Great article here - the premise is that all the “Teach yourself [something] in 21 days“ books which have proliferated in the past 10 years are all bogus. In fact, most skills (not just programming) take about 10 years to master.

 

3 Comments

  • Some people take things too seriously. I don't think anyone, publishers, authors or readers, has the expectation of being a Jedi master in [your programming platform here] in 21 days. It's just a clever marketing way to say, "We'll give you the basics and be as straight-forward as we can about it because you're really busy and important."

  • Does this mean that we should "JUST" start becoming masters of Windows 95? Are you also suggesting that due to the rate of change in our industry there are no experts?



    I've read that if you take One hour per week to study a subject you will become an expert in 4 years.
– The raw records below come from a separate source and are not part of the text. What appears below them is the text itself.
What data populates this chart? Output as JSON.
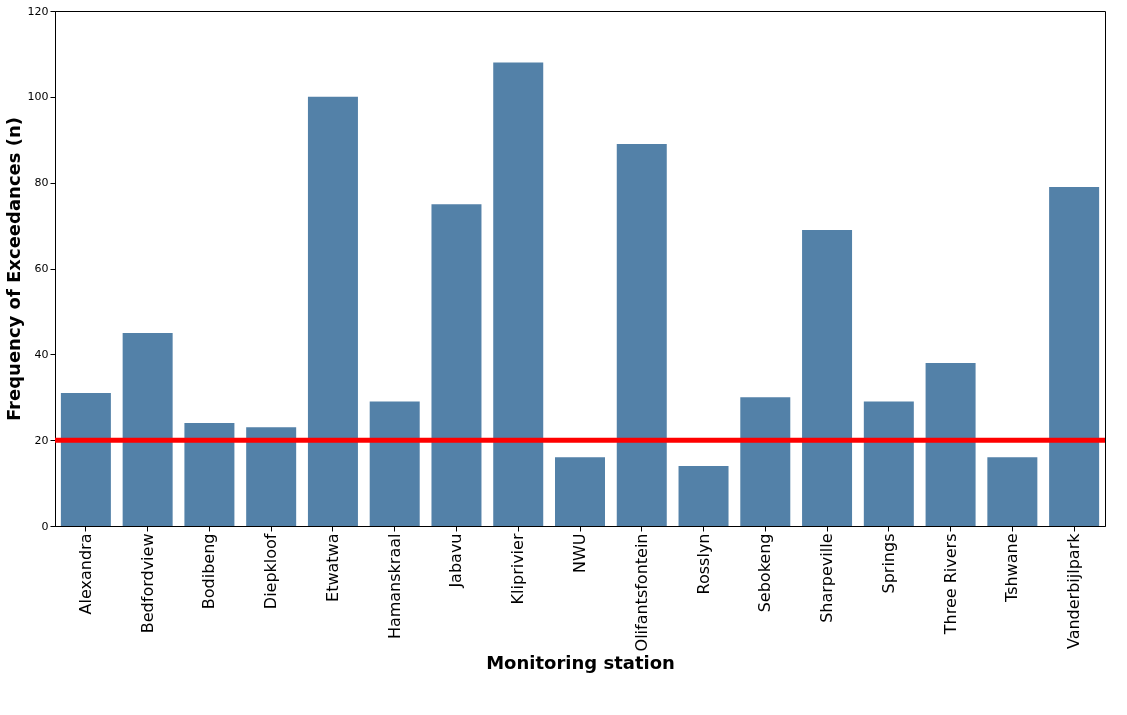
{
  "chart_data": {
    "type": "bar",
    "xlabel": "Monitoring station",
    "ylabel": "Frequency of Exceedances (n)",
    "categories": [
      "Alexandra",
      "Bedfordview",
      "Bodibeng",
      "Diepkloof",
      "Etwatwa",
      "Hamanskraal",
      "Jabavu",
      "Kliprivier",
      "NWU",
      "Olifantsfontein",
      "Rosslyn",
      "Sebokeng",
      "Sharpeville",
      "Springs",
      "Three Rivers",
      "Tshwane",
      "Vanderbijlpark"
    ],
    "values": [
      31,
      45,
      24,
      23,
      100,
      29,
      75,
      108,
      16,
      89,
      14,
      30,
      69,
      29,
      38,
      16,
      79
    ],
    "color": "#5381a8",
    "ylim": [
      0,
      120
    ],
    "yticks": [
      0,
      20,
      40,
      60,
      80,
      100,
      120
    ],
    "ref_lines": [
      {
        "axis": "y",
        "value": 20,
        "color": "#ff0000"
      }
    ],
    "grid": false
  }
}
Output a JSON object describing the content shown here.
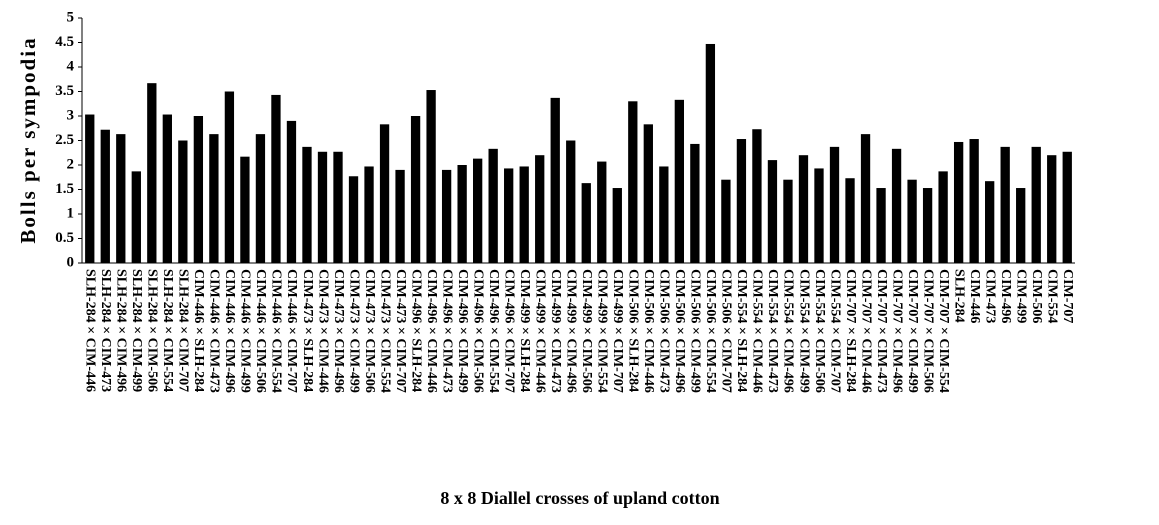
{
  "chart_data": {
    "type": "bar",
    "xlabel": "8 x 8 Diallel crosses of upland cotton",
    "ylabel": "Bolls per sympodia",
    "categories": [
      "SLH-284 × CIM-446",
      "SLH-284 × CIM-473",
      "SLH-284 × CIM-496",
      "SLH-284 × CIM-499",
      "SLH-284 × CIM-506",
      "SLH-284 × CIM-554",
      "SLH-284 × CIM-707",
      "CIM-446 × SLH-284",
      "CIM-446 × CIM-473",
      "CIM-446 × CIM-496",
      "CIM-446 × CIM-499",
      "CIM-446 × CIM-506",
      "CIM-446 × CIM-554",
      "CIM-446 × CIM-707",
      "CIM-473 × SLH-284",
      "CIM-473 × CIM-446",
      "CIM-473 × CIM-496",
      "CIM-473 × CIM-499",
      "CIM-473 × CIM-506",
      "CIM-473 × CIM-554",
      "CIM-473 × CIM-707",
      "CIM-496 × SLH-284",
      "CIM-496 × CIM-446",
      "CIM-496 × CIM-473",
      "CIM-496 × CIM-499",
      "CIM-496 × CIM-506",
      "CIM-496 × CIM-554",
      "CIM-496 × CIM-707",
      "CIM-499 × SLH-284",
      "CIM-499 × CIM-446",
      "CIM-499 × CIM-473",
      "CIM-499 × CIM-496",
      "CIM-499 × CIM-506",
      "CIM-499 × CIM-554",
      "CIM-499 × CIM-707",
      "CIM-506 × SLH-284",
      "CIM-506 × CIM-446",
      "CIM-506 × CIM-473",
      "CIM-506 × CIM-496",
      "CIM-506 × CIM-499",
      "CIM-506 × CIM-554",
      "CIM-506 × CIM-707",
      "CIM-554 × SLH-284",
      "CIM-554 × CIM-446",
      "CIM-554 × CIM-473",
      "CIM-554 × CIM-496",
      "CIM-554 × CIM-499",
      "CIM-554 × CIM-506",
      "CIM-554 × CIM-707",
      "CIM-707 × SLH-284",
      "CIM-707 × CIM-446",
      "CIM-707 × CIM-473",
      "CIM-707 × CIM-496",
      "CIM-707 × CIM-499",
      "CIM-707 × CIM-506",
      "CIM-707 × CIM-554",
      "SLH-284",
      "CIM-446",
      "CIM-473",
      "CIM-496",
      "CIM-499",
      "CIM-506",
      "CIM-554",
      "CIM-707"
    ],
    "values": [
      3.03,
      2.72,
      2.63,
      1.87,
      3.67,
      3.03,
      2.5,
      3.0,
      2.63,
      3.5,
      2.17,
      2.63,
      3.43,
      2.9,
      2.37,
      2.27,
      2.27,
      1.77,
      1.97,
      2.83,
      1.9,
      3.0,
      3.53,
      1.9,
      2.0,
      2.13,
      2.33,
      1.93,
      1.97,
      2.2,
      3.37,
      2.5,
      1.63,
      2.07,
      1.53,
      3.3,
      2.83,
      1.97,
      3.33,
      2.43,
      4.47,
      1.7,
      2.53,
      2.73,
      2.1,
      1.7,
      2.2,
      1.93,
      2.37,
      1.73,
      2.63,
      1.53,
      2.33,
      1.7,
      1.53,
      1.87,
      2.47,
      2.53,
      1.67,
      2.37,
      1.53,
      2.37,
      2.2,
      2.27
    ],
    "color": "#000000",
    "ylim": [
      0,
      5
    ],
    "yticks": [
      0,
      0.5,
      1,
      1.5,
      2,
      2.5,
      3,
      3.5,
      4,
      4.5,
      5
    ],
    "grid": false
  }
}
Along that line - if you take 10 hours a week (probably about average for most type A personalities) then you can achieve the same goal in about 5 months. What I think needs to be quantified is what in fact you are teachning yourself in 21 days. If you are teaching yourself the fundamanetals of something (the very basics of C# for example) - this "may" be achievable provided that within that 21 days you spend at least 1 hour per day.



    I don't think I've ever seen "Become an EXPERT .NET Architect from Scratch" in 21 days before.



    Just my 2cents

  • This is how I would go about it:



    You spent an hour a day studying programming for 21 days? Great. You put in 21 HOURS, not DAYS. And that's less than a day's workload.



    (If you do the math, you'll be spending 21th day's worth of studying on your 441st day of studying, if you keep the one-hour-a-day regime. And that 441 days don't count the holidays and sundays. If you were to add these in, it's probably going to take at least 2 years.)